Concluding a negotiation launched under the UK Presidency last year, the Council reached a unanimous landmark agreement (Spain abstaining) on battery cages for laying hens, the farming system which is most heavily criticised on grounds of animal welfare. From 1 January 2003 any new battery cages must meet new and more welfare-friendly standards. Conventional battery cages will be banned altogether after the end of 2011.

One of my aims was to accommodate non-cage systems of the kind which many UK producers have voluntarily adopted out of concern for animal welfare, and my right honourable friend was pleased to have secured terms which will allow producers who have such systems to keep them, without significant change, also until 31 December 2011.

We regard it as important that, as we raise standards of animal welfare in the European Union, our producers should not be undermined by producers in third countries operating on lower standards.

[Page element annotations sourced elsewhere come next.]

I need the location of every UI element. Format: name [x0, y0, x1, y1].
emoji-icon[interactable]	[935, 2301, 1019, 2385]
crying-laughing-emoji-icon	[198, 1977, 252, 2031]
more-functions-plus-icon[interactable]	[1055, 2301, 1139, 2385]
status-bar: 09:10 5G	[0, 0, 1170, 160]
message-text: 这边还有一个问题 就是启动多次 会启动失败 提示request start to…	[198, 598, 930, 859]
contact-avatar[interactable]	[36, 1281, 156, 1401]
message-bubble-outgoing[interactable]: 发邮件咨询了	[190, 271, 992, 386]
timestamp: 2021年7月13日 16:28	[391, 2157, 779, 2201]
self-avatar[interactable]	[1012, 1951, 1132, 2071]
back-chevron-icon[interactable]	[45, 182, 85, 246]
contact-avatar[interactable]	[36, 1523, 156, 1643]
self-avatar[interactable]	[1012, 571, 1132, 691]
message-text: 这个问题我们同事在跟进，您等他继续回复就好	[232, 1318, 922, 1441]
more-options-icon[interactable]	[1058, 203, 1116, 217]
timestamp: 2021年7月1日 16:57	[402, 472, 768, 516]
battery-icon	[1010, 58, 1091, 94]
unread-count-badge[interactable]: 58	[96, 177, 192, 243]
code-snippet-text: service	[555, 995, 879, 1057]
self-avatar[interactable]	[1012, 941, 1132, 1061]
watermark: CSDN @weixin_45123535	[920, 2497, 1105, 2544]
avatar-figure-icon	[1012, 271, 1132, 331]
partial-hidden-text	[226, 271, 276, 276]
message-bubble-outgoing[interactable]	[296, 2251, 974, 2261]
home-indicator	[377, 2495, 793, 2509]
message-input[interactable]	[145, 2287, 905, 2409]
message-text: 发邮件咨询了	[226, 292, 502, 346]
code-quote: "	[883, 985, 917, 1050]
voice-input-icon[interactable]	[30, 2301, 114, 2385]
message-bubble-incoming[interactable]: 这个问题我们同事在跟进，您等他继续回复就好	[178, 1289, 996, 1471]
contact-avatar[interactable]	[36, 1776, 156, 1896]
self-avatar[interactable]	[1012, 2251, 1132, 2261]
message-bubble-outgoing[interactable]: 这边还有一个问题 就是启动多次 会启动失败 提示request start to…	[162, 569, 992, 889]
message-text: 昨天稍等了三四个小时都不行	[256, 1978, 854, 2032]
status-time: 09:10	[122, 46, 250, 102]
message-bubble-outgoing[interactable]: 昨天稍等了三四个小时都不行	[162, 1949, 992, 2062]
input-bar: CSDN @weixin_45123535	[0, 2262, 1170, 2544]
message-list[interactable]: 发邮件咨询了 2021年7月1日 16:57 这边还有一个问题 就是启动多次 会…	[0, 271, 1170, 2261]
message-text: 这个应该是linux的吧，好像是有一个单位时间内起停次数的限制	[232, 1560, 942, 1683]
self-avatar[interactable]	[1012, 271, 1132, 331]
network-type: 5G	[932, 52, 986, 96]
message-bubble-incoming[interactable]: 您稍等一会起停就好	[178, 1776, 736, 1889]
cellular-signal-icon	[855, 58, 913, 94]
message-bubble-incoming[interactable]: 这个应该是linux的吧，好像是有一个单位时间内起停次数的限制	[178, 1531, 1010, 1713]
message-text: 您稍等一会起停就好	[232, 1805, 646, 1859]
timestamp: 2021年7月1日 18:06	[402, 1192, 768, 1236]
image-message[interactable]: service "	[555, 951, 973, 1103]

This week's agreement includes a firm undertaking from the Commission to seek wider international agreement on animal welfare standards in the next round of World Trade Organisation negotiations which starts early next year.

The Council also reached unanimous agreement on standards for organic livestock, ending nearly three years' discussion. Consumers and producers will benefit from knowing that all livestock products sold as organic must in future conform to a minimum set of requirements applicable throughout the EU. It remains open to each member state to set stricter (but not less strict) standards for its own producers. We intend that there should be early discussion between government and UK organic farming organisations about the implementation of the new rules.

In the light of the problem of dioxin contamination in Belgium, the Council agreed on the urgent need to improve the monitoring and control of foodstuffs, and in particular invited the Commission to carry out a thorough review of feedingstuffs legislation and labelling.

The Council also agreed the 1999 CAP price proposals by qualified majority, Italy voting against. This largely prolongs the status quo for the 1999–2000 marketing year, in advance of the Agenda 2000 price cuts beginning next year. As part of the deal, my right honourable friend secured an important Commission commitment to allow member states to apply more flexible set-aside rules where this brought environmental benefits, as well as their agreement to correct an anomaly which prevented fruit and vegetable producer groups including non-grower members on their boards.

Ministers also registered the importance they attach to milk consumption by schoolchildren and undertook to reflect further on how to encourage such consumption in a cost-efficient way.